Soda Stream’s “principal manufacturing facility is located in Mishor Adumim…” – as the company clearly indicates in page 16 of its annual report for 2011 to the American Stock Exchange, published on April 2012 (see: http://bit.ly/PrnAQx).
The company further elaborates about its production process:
“Most of our products are manufactured at our two Israeli facilities, in Mishor Adumim, east of Jerusalem, and in Ashkelon, on the Mediterranean coast. In Mishor Adumim, we have a metal factory, plastic and bottle blowing factory, machining factory, assembly factory, cylinder manufacturing facility, CO2 refill line and cylinder retest facility. In Ashkelon, we manufacture the flavors that are distributed worldwide. … We also outsource the production of certain components of our products to two subcontractors in China. In addition, we conduct CO2 refilling … in Australia, Germany, Israel, the Netherlands, New Zealand, South Africa, Sweden and the United States. …” (p. 36).
On September 19, 2012, Who Profits has contacted the company’s Israeli Facebook page – see print screen (in Hebrew) in the right side of the screen. We asked where the company’s products are manufactured, is all the production being done in one factory and if they operate factories abroad. The company answered that all of SodaStream’s products are manufactured in the company’s production sites in Mishor Adumim and in Ashkelon.
That means that products sent to every country in the world are manufactured in the Mishor Adumim and Ashkelon factories. The Alon Tavor facility is not considered by the company to be a production site. The facility is mainly a warehouse and it handles the painting and assembly of the machines. The Ashkelon plant manufactures only the flavored syrups.
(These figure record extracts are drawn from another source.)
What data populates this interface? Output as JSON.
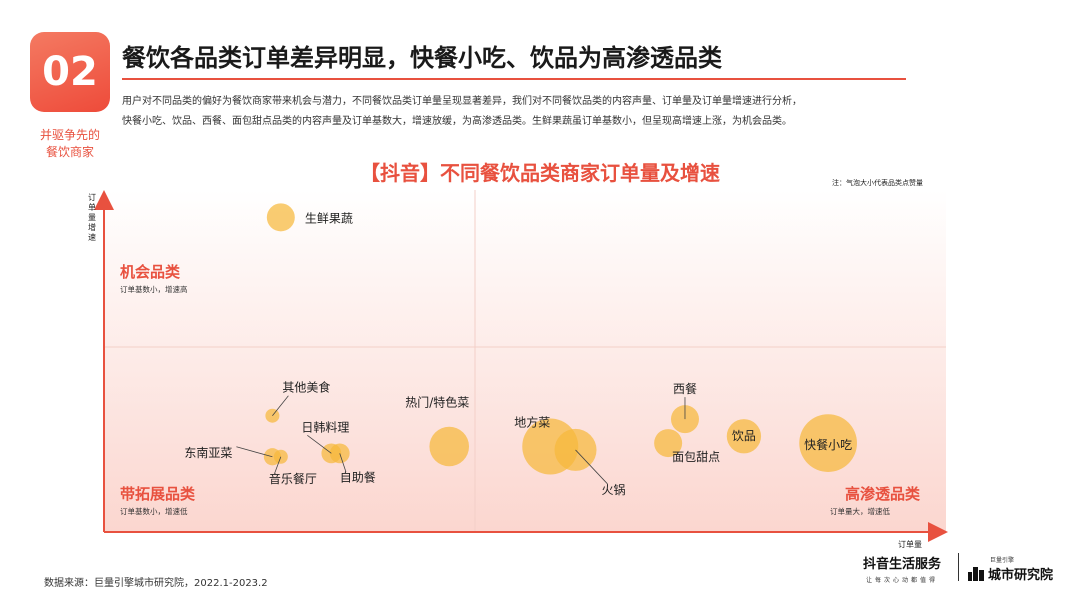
{
  "badge": {
    "number": "02",
    "label_line1": "并驱争先的",
    "label_line2": "餐饮商家"
  },
  "title": "餐饮各品类订单差异明显，快餐小吃、饮品为高渗透品类",
  "intro": {
    "line1": "用户对不同品类的偏好为餐饮商家带来机会与潜力，不同餐饮品类订单量呈现显著差异，我们对不同餐饮品类的内容声量、订单量及订单量增速进行分析，",
    "line2": "快餐小吃、饮品、西餐、面包甜点品类的内容声量及订单基数大，增速放缓，为高渗透品类。生鲜果蔬虽订单基数小，但呈现高增速上涨，为机会品类。"
  },
  "chart_data": {
    "type": "scatter",
    "title": "【抖音】不同餐饮品类商家订单量及增速",
    "note": "注：气泡大小代表品类点赞量",
    "xlabel": "订单量",
    "ylabel": "订单量增速",
    "xlim": [
      0,
      100
    ],
    "ylim": [
      0,
      100
    ],
    "quadrants": {
      "top_left": {
        "label": "机会品类",
        "desc": "订单基数小，增速高"
      },
      "bottom_left": {
        "label": "带拓展品类",
        "desc": "订单基数小，增速低"
      },
      "bottom_right": {
        "label": "高渗透品类",
        "desc": "订单量大，增速低"
      }
    },
    "points": [
      {
        "name": "生鲜果蔬",
        "x": 21,
        "y": 92,
        "size": 4
      },
      {
        "name": "其他美食",
        "x": 20,
        "y": 34,
        "size": 1
      },
      {
        "name": "日韩料理",
        "x": 27,
        "y": 23,
        "size": 2
      },
      {
        "name": "东南亚菜",
        "x": 20,
        "y": 22,
        "size": 1.5
      },
      {
        "name": "音乐餐厅",
        "x": 21,
        "y": 22,
        "size": 1
      },
      {
        "name": "自助餐",
        "x": 28,
        "y": 23,
        "size": 2
      },
      {
        "name": "热门/特色菜",
        "x": 41,
        "y": 25,
        "size": 8
      },
      {
        "name": "地方菜",
        "x": 53,
        "y": 25,
        "size": 16
      },
      {
        "name": "火锅",
        "x": 56,
        "y": 24,
        "size": 9
      },
      {
        "name": "西餐",
        "x": 69,
        "y": 33,
        "size": 4
      },
      {
        "name": "面包甜点",
        "x": 67,
        "y": 26,
        "size": 4
      },
      {
        "name": "饮品",
        "x": 76,
        "y": 28,
        "size": 6
      },
      {
        "name": "快餐小吃",
        "x": 86,
        "y": 26,
        "size": 17
      }
    ]
  },
  "footer": {
    "source": "数据来源：巨量引擎城市研究院，2022.1-2023.2",
    "logo1_name": "抖音生活服务",
    "logo1_tagline": "让每次心动都值得",
    "logo2_small": "巨量引擎",
    "logo2_name": "城市研究院"
  },
  "colors": {
    "accent": "#e8513f",
    "bubble": "#f6b93b",
    "quadrant_bg": "#fde4e0"
  }
}
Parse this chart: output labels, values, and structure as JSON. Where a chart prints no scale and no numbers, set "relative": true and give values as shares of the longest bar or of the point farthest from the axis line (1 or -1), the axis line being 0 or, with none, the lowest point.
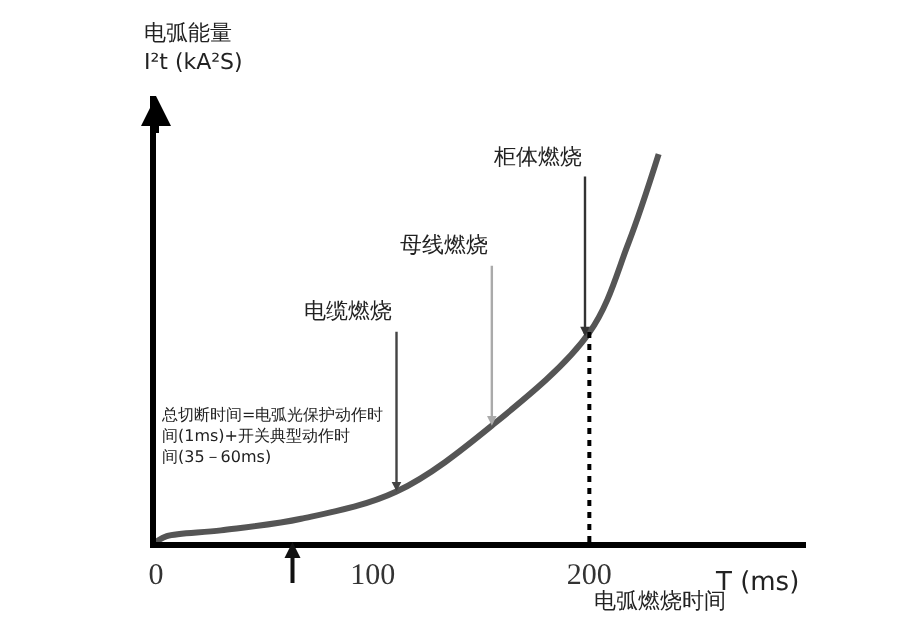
{
  "chart_data": {
    "type": "line",
    "relative": true,
    "xlabel": "T (ms)",
    "ylabel": "电弧能量\nI²t (kA²S)",
    "x": [
      0,
      5,
      30,
      67,
      111,
      155,
      200,
      218,
      232
    ],
    "series": [
      {
        "color": "#555555",
        "values": [
          0,
          0.015,
          0.03,
          0.06,
          0.13,
          0.3,
          0.54,
          0.77,
          1
        ]
      }
    ],
    "xlim": [
      0,
      300
    ],
    "xticks": [
      0,
      100,
      200
    ],
    "ref_lines": [
      {
        "axis": "x",
        "value": 200,
        "color": "#000000",
        "line_style": "dotted"
      }
    ],
    "annotations": [
      {
        "text": "电缆燃烧",
        "x": 111,
        "y": 0.13
      },
      {
        "text": "母线燃烧",
        "x": 155,
        "y": 0.3
      },
      {
        "text": "柜体燃烧",
        "x": 198,
        "y": 0.53
      },
      "总切断时间=电弧光保护动作时间(1ms)+开关典型动作时间(35－60ms)",
      "电弧燃烧时间"
    ],
    "marker": "none",
    "line_style": "solid"
  }
}
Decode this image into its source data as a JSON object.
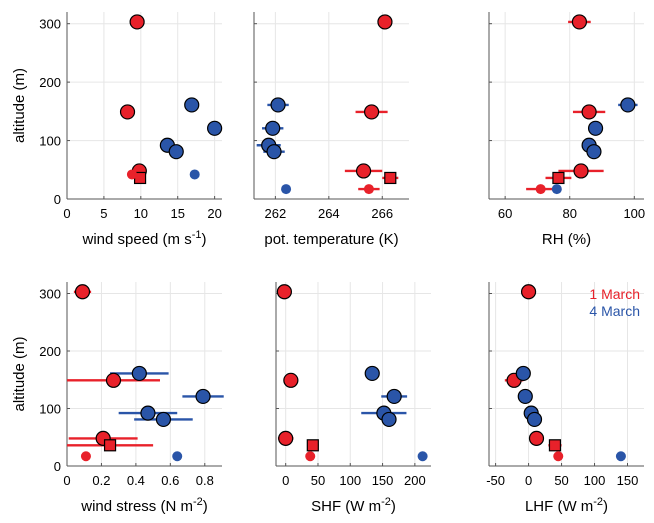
{
  "colors": {
    "red": "#e8212a",
    "blue": "#2a55a8",
    "grid": "#e6e6e6",
    "axis": "#555555"
  },
  "chart_data": [
    {
      "id": "wind-speed",
      "type": "scatter",
      "xlabel": "wind speed (m s",
      "xlabel_sup": "-1",
      "xlabel_end": ")",
      "ylabel": "altitude (m)",
      "xlim": [
        0,
        21
      ],
      "ylim": [
        0,
        320
      ],
      "xticks": [
        "0",
        "5",
        "10",
        "15",
        "20"
      ],
      "xtick_values": [
        0,
        5,
        10,
        15,
        20
      ],
      "yticks": [
        "0",
        "100",
        "200",
        "300"
      ],
      "ytick_values": [
        0,
        100,
        200,
        300
      ],
      "points": [
        {
          "x": 9.5,
          "y": 303,
          "xerr": 0,
          "color": "red",
          "marker": "circle",
          "style": "filled"
        },
        {
          "x": 8.2,
          "y": 149,
          "xerr": 0,
          "color": "red",
          "marker": "circle",
          "style": "filled"
        },
        {
          "x": 9.8,
          "y": 48,
          "xerr": 0,
          "color": "red",
          "marker": "circle",
          "style": "filled"
        },
        {
          "x": 9.9,
          "y": 36,
          "xerr": 0,
          "color": "red",
          "marker": "square",
          "style": "filled"
        },
        {
          "x": 8.8,
          "y": 42,
          "xerr": 0,
          "color": "red",
          "marker": "circle",
          "style": "small"
        },
        {
          "x": 16.9,
          "y": 161,
          "xerr": 0,
          "color": "blue",
          "marker": "circle",
          "style": "filled"
        },
        {
          "x": 20.0,
          "y": 121,
          "xerr": 0,
          "color": "blue",
          "marker": "circle",
          "style": "filled"
        },
        {
          "x": 13.6,
          "y": 92,
          "xerr": 0,
          "color": "blue",
          "marker": "circle",
          "style": "filled"
        },
        {
          "x": 14.8,
          "y": 81,
          "xerr": 0.5,
          "color": "blue",
          "marker": "circle",
          "style": "filled"
        },
        {
          "x": 17.3,
          "y": 42,
          "xerr": 0,
          "color": "blue",
          "marker": "circle",
          "style": "small"
        }
      ]
    },
    {
      "id": "pot-temperature",
      "type": "scatter",
      "xlabel": "pot. temperature (K)",
      "ylabel": "",
      "xlim": [
        261.2,
        267.0
      ],
      "ylim": [
        0,
        320
      ],
      "xticks": [
        "262",
        "264",
        "266"
      ],
      "xtick_values": [
        262,
        264,
        266
      ],
      "yticks": [],
      "ytick_values": [
        0,
        100,
        200,
        300
      ],
      "points": [
        {
          "x": 266.1,
          "y": 303,
          "xerr": 0.2,
          "color": "red",
          "marker": "circle",
          "style": "filled"
        },
        {
          "x": 265.6,
          "y": 149,
          "xerr": 0.6,
          "color": "red",
          "marker": "circle",
          "style": "filled"
        },
        {
          "x": 265.3,
          "y": 48,
          "xerr": 0.7,
          "color": "red",
          "marker": "circle",
          "style": "filled"
        },
        {
          "x": 266.3,
          "y": 36,
          "xerr": 0.3,
          "color": "red",
          "marker": "square",
          "style": "filled"
        },
        {
          "x": 265.5,
          "y": 17,
          "xerr": 0.4,
          "color": "red",
          "marker": "circle",
          "style": "small"
        },
        {
          "x": 262.1,
          "y": 161,
          "xerr": 0.4,
          "color": "blue",
          "marker": "circle",
          "style": "filled"
        },
        {
          "x": 261.9,
          "y": 121,
          "xerr": 0.4,
          "color": "blue",
          "marker": "circle",
          "style": "filled"
        },
        {
          "x": 261.75,
          "y": 92,
          "xerr": 0.45,
          "color": "blue",
          "marker": "circle",
          "style": "filled"
        },
        {
          "x": 261.95,
          "y": 81,
          "xerr": 0.4,
          "color": "blue",
          "marker": "circle",
          "style": "filled"
        },
        {
          "x": 262.4,
          "y": 17,
          "xerr": 0,
          "color": "blue",
          "marker": "circle",
          "style": "small"
        }
      ]
    },
    {
      "id": "rh",
      "type": "scatter",
      "xlabel": "RH (%)",
      "ylabel": "",
      "xlim": [
        55,
        103
      ],
      "ylim": [
        0,
        320
      ],
      "xticks": [
        "60",
        "80",
        "100"
      ],
      "xtick_values": [
        60,
        80,
        100
      ],
      "yticks": [],
      "ytick_values": [
        0,
        100,
        200,
        300
      ],
      "points": [
        {
          "x": 83,
          "y": 303,
          "xerr": 3.5,
          "color": "red",
          "marker": "circle",
          "style": "filled"
        },
        {
          "x": 86,
          "y": 149,
          "xerr": 5,
          "color": "red",
          "marker": "circle",
          "style": "filled"
        },
        {
          "x": 83.5,
          "y": 48,
          "xerr": 7,
          "color": "red",
          "marker": "circle",
          "style": "filled"
        },
        {
          "x": 76.5,
          "y": 36,
          "xerr": 4,
          "color": "red",
          "marker": "square",
          "style": "filled"
        },
        {
          "x": 71,
          "y": 17,
          "xerr": 4.5,
          "color": "red",
          "marker": "circle",
          "style": "small"
        },
        {
          "x": 98,
          "y": 161,
          "xerr": 3,
          "color": "blue",
          "marker": "circle",
          "style": "filled"
        },
        {
          "x": 88,
          "y": 121,
          "xerr": 0,
          "color": "blue",
          "marker": "circle",
          "style": "filled"
        },
        {
          "x": 86,
          "y": 92,
          "xerr": 1,
          "color": "blue",
          "marker": "circle",
          "style": "filled"
        },
        {
          "x": 87.5,
          "y": 81,
          "xerr": 0,
          "color": "blue",
          "marker": "circle",
          "style": "filled"
        },
        {
          "x": 76,
          "y": 17,
          "xerr": 0,
          "color": "blue",
          "marker": "circle",
          "style": "small"
        }
      ]
    },
    {
      "id": "wind-stress",
      "type": "scatter",
      "xlabel": "wind stress (N m",
      "xlabel_sup": "-2",
      "xlabel_end": ")",
      "ylabel": "altitude (m)",
      "xlim": [
        0,
        0.9
      ],
      "ylim": [
        0,
        320
      ],
      "xticks": [
        "0",
        "0.2",
        "0.4",
        "0.6",
        "0.8"
      ],
      "xtick_values": [
        0,
        0.2,
        0.4,
        0.6,
        0.8
      ],
      "yticks": [
        "0",
        "100",
        "200",
        "300"
      ],
      "ytick_values": [
        0,
        100,
        200,
        300
      ],
      "points": [
        {
          "x": 0.09,
          "y": 303,
          "xerr": 0.05,
          "color": "red",
          "marker": "circle",
          "style": "filled"
        },
        {
          "x": 0.27,
          "y": 149,
          "xerr": 0.27,
          "color": "red",
          "marker": "circle",
          "style": "filled"
        },
        {
          "x": 0.21,
          "y": 48,
          "xerr": 0.2,
          "color": "red",
          "marker": "circle",
          "style": "filled"
        },
        {
          "x": 0.25,
          "y": 36,
          "xerr": 0.25,
          "color": "red",
          "marker": "square",
          "style": "filled"
        },
        {
          "x": 0.11,
          "y": 17,
          "xerr": 0,
          "color": "red",
          "marker": "circle",
          "style": "small"
        },
        {
          "x": 0.42,
          "y": 161,
          "xerr": 0.17,
          "color": "blue",
          "marker": "circle",
          "style": "filled"
        },
        {
          "x": 0.79,
          "y": 121,
          "xerr": 0.12,
          "color": "blue",
          "marker": "circle",
          "style": "filled"
        },
        {
          "x": 0.47,
          "y": 92,
          "xerr": 0.17,
          "color": "blue",
          "marker": "circle",
          "style": "filled"
        },
        {
          "x": 0.56,
          "y": 81,
          "xerr": 0.17,
          "color": "blue",
          "marker": "circle",
          "style": "filled"
        },
        {
          "x": 0.64,
          "y": 17,
          "xerr": 0,
          "color": "blue",
          "marker": "circle",
          "style": "small"
        }
      ]
    },
    {
      "id": "shf",
      "type": "scatter",
      "xlabel": "SHF (W m",
      "xlabel_sup": "-2",
      "xlabel_end": ")",
      "ylabel": "",
      "xlim": [
        -15,
        225
      ],
      "ylim": [
        0,
        320
      ],
      "xticks": [
        "0",
        "50",
        "100",
        "150",
        "200"
      ],
      "xtick_values": [
        0,
        50,
        100,
        150,
        200
      ],
      "yticks": [],
      "ytick_values": [
        0,
        100,
        200,
        300
      ],
      "points": [
        {
          "x": -2,
          "y": 303,
          "xerr": 0,
          "color": "red",
          "marker": "circle",
          "style": "filled"
        },
        {
          "x": 8,
          "y": 149,
          "xerr": 7,
          "color": "red",
          "marker": "circle",
          "style": "filled"
        },
        {
          "x": 0,
          "y": 48,
          "xerr": 12,
          "color": "red",
          "marker": "circle",
          "style": "filled"
        },
        {
          "x": 42,
          "y": 36,
          "xerr": 9,
          "color": "red",
          "marker": "square",
          "style": "filled"
        },
        {
          "x": 38,
          "y": 17,
          "xerr": 0,
          "color": "red",
          "marker": "circle",
          "style": "small"
        },
        {
          "x": 134,
          "y": 161,
          "xerr": 5,
          "color": "blue",
          "marker": "circle",
          "style": "filled"
        },
        {
          "x": 168,
          "y": 121,
          "xerr": 20,
          "color": "blue",
          "marker": "circle",
          "style": "filled"
        },
        {
          "x": 152,
          "y": 92,
          "xerr": 35,
          "color": "blue",
          "marker": "circle",
          "style": "filled"
        },
        {
          "x": 160,
          "y": 81,
          "xerr": 8,
          "color": "blue",
          "marker": "circle",
          "style": "filled"
        },
        {
          "x": 212,
          "y": 17,
          "xerr": 0,
          "color": "blue",
          "marker": "circle",
          "style": "small"
        }
      ]
    },
    {
      "id": "lhf",
      "type": "scatter",
      "xlabel": "LHF (W m",
      "xlabel_sup": "-2",
      "xlabel_end": ")",
      "ylabel": "",
      "xlim": [
        -60,
        175
      ],
      "ylim": [
        0,
        320
      ],
      "xticks": [
        "-50",
        "0",
        "50",
        "100",
        "150"
      ],
      "xtick_values": [
        -50,
        0,
        50,
        100,
        150
      ],
      "yticks": [],
      "ytick_values": [
        0,
        100,
        200,
        300
      ],
      "points": [
        {
          "x": 0,
          "y": 303,
          "xerr": 0,
          "color": "red",
          "marker": "circle",
          "style": "filled"
        },
        {
          "x": -22,
          "y": 149,
          "xerr": 14,
          "color": "red",
          "marker": "circle",
          "style": "filled"
        },
        {
          "x": 12,
          "y": 48,
          "xerr": 8,
          "color": "red",
          "marker": "circle",
          "style": "filled"
        },
        {
          "x": 40,
          "y": 36,
          "xerr": 10,
          "color": "red",
          "marker": "square",
          "style": "filled"
        },
        {
          "x": 45,
          "y": 17,
          "xerr": 0,
          "color": "red",
          "marker": "circle",
          "style": "small"
        },
        {
          "x": -8,
          "y": 161,
          "xerr": 7,
          "color": "blue",
          "marker": "circle",
          "style": "filled"
        },
        {
          "x": -5,
          "y": 121,
          "xerr": 6,
          "color": "blue",
          "marker": "circle",
          "style": "filled"
        },
        {
          "x": 4,
          "y": 92,
          "xerr": 7,
          "color": "blue",
          "marker": "circle",
          "style": "filled"
        },
        {
          "x": 9,
          "y": 81,
          "xerr": 10,
          "color": "blue",
          "marker": "circle",
          "style": "filled"
        },
        {
          "x": 140,
          "y": 17,
          "xerr": 0,
          "color": "blue",
          "marker": "circle",
          "style": "small"
        }
      ]
    }
  ],
  "legend": {
    "placement": "top-right of LHF panel",
    "entries": [
      {
        "label": "1 March",
        "color": "red"
      },
      {
        "label": "4 March",
        "color": "blue"
      }
    ]
  }
}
The company’s Job offers, published in its website and other human resources websites in the past few days give additional indication regarding to the company’s production line. While the facilities in Airport City, Ashkelon and Alon Tavor require administrative positions, the facility in Mishor Adumim requires a maintenance manager with a background in engineering and a manager for the factory’s supply chain.
Regarding the new factory that SodaStream is building in the Negev, the company states that it started building the factory in 2012 and the first phase should be completed “within approximately 24-36 months from the commencement of construction. The total anticipated capital expenditure required for such facility is approximately €30 million. In April 2012, we obtained a grant from the Israeli Ministry of Trade and Industry for the construction of the additional facility in the amount of approximately €5.05 million, which is subject to a number of conditions. However, the timing of construction of such facility is not yet finalized” (p. 36-37).
Even if the company intends to move its production line to the Negev factory and close the Mishor Adumim factory, the new factory’s first stage of building is only to be completed in two-three years.
The company does indicate that the Mishor Adumim factory is some sort of a liability, but it also mentions the profits made by tax benefits to a settlement factory. The company’s statements also show that it employs Palestinian workers in its West Bank factory.
SodaStream wrote in its annual report: “… There has recently been negative publicity, primarily in Western Europe, against companies with facilities in the West Bank. … Though we manufacture certain of our products in other locations, this may not persuade such political groups sufficiently to end their call to boycott our products. In addition, the Palestinian Authority has adopted legislation that may prohibit or restrict Palestinians from working for Israeli companies located in the West Bank. For these reasons, we may in the future be required to transfer a significant portion of our manufacturing activities to a location outside of the West Bank, which may divert the attention of management, require the expenditure of significant capital resources and limit certain of the tax benefits for which we are currently eligible” (p. 16-17).
Since the Alon Tavor facility is not involved in the manufacturing process and the Ashkelon plant only manufactures syrups – the company’s production line must go through the west bank settlement factory in Mishor Adumim.